I spent a full hour assuming someone had wiped records in the original. Nope. Permissions quietly filter synced rows.

If you plan on using Airtable’s sync to distribute project dashboards across teams, make sure everyone has full access to all linked fields or everything gets neutered. The workaround is duplicating fields and flattening the relationships, which defeats the point of building a relational IDE-style doc in the first place.

Also noticed if a field is renamed in the source base, it won’t rename in the synced base. You’ll think everything maps, but columns will mismatch silently until a record fails to populate entirely — which can nuke prefilled form links.

5. Trello’s Power-Ups randomly disconnect when boards are moved

If you’re using Trello’s Butler automations or any Power-Ups, be very careful moving a board from one Workspace to another. I moved a testing board into our client workspace and suddenly every Button stopped working. Turns out moving a board resets its link to certain Power-Ups — especially Calendar and Card Repeater — without reauth prompts.

It’s not listed anywhere on the Butler FAQs, but the automation connections break unless you visit each automation and re-save it manually post-move. Once I re-saved each rule, the triggers started firing again. No logs. No rollback. You just have to re-click.

This is especially nasty if you use archived rule backups thinking you can restore later — the restored automations assume the board ID hasn’t changed. But it does. So the archive restores blank rules tied to a dead board ID.

The failure state? Tasks won’t repeat anymore, but the UI still shows the automation as active. Love that.

6. Coda’s collaborative timelines break when users edit filters mid-view

One nice thing about Coda: you can build super flexible Gantt-style project timelines with filtered views for everyone. Except… those filters are not persistent per user by default. Which means one person filtering the timeline view instantly affects everyone else. Our sales lead was filtering by Q2 deadlines, and marketing was working off weekly views — they kept flip-flopping live.

There is a team-based workaround by using “control” drop-downs at the top of the doc and linking views to those controls. But it’s clunky, and you have to teach everyone not to click the main filter. Otherwise filters reset globally across editors.

“There is no way to lock filtered views per user unless you duplicate the view for each person manually.”

Found that nugget after digging through the forums.

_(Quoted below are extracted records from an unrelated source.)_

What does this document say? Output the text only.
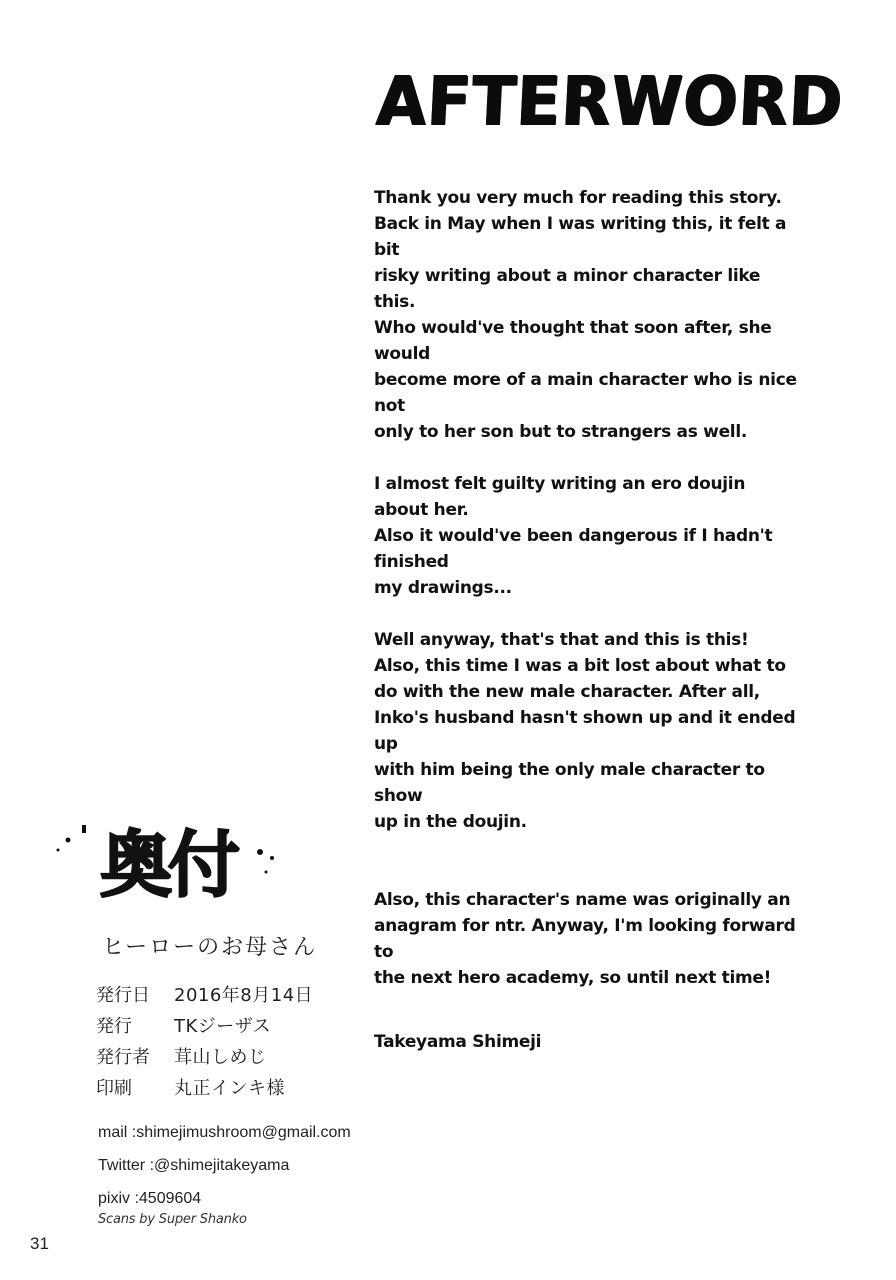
AFTERWORD

Thank you very much for reading this story.
Back in May when I was writing this, it felt a bit
risky writing about a minor character like this.
Who would've thought that soon after, she would
become more of a main character who is nice not
only to her son but to strangers as well.

I almost felt guilty writing an ero doujin about her.
Also it would've been dangerous if I hadn't finished
my drawings...

Well anyway, that's that and this is this!
Also, this time I was a bit lost about what to
do with the new male character. After all,
Inko's husband hasn't shown up and it ended up
with him being the only male character to show
up in the doujin.

Also, this character's name was originally an
anagram for ntr. Anyway, I'm looking forward to
the next hero academy, so until next time!

Takeyama Shimeji

奥付
ヒーローのお母さん
発行日	2016年8月14日
発行	TKジーザス
発行者	茸山しめじ
印刷	丸正インキ様
mail :shimejimushroom@gmail.com
Twitter :@shimejitakeyama
pixiv :4509604
Scans by Super Shanko
31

Not ideal for teams rotating across projects weekly.

7. Make scenarios timeout unpredictably on webhook watch triggers

I built a multi-step Make scenario that triggered off a webhook hit and ran a catch-webhook module, a JSON iterator, a few filters, and an Airtable update. It worked maybe 9 out of 10 times. Then I added one extra field to the Airtable schema… and half the triggers just stopped firing. Make would show the webhook was received, but the immediate next module would silently time out after 20 seconds.

No error. No logs past the webhook. It just paused.

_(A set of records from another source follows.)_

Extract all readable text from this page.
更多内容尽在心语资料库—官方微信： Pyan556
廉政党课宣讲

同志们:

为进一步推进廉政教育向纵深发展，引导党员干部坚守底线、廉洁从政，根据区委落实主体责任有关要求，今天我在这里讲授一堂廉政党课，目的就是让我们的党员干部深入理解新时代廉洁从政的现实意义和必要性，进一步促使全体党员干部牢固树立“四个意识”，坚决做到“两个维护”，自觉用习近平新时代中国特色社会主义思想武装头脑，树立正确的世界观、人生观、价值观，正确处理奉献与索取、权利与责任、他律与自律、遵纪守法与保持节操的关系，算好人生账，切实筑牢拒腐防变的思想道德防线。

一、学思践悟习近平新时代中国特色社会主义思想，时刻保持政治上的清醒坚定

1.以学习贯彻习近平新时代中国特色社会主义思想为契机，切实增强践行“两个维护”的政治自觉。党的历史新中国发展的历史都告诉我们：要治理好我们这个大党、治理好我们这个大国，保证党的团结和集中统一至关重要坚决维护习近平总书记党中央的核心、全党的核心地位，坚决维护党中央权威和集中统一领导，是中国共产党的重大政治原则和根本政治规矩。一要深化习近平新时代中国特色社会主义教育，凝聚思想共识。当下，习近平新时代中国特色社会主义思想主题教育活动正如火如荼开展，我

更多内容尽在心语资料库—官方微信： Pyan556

The fix? Moving the iterator module to come before any conditional filters helped — apparently a large payload hitting filters before parsing can exceed hidden limits in Make’s webhook buffer. They don’t mention this anywhere in the docs.

I ended up splitting the scenario into two branches: one handles parsing and filtering from the webhook, and a second completely separate scenario takes a pre-parsed payload and updates Airtable. The extra hop gave the system room to breathe, even though it felt inefficient.

Also learned: Make will reuse webhook URLs unless you explicitly regenerate them between scenario clones. So if you duplicate a scenario and think it has its own webhook, double check. I learned that after watching the wrong scenario get triggered after a Zapier inbound event.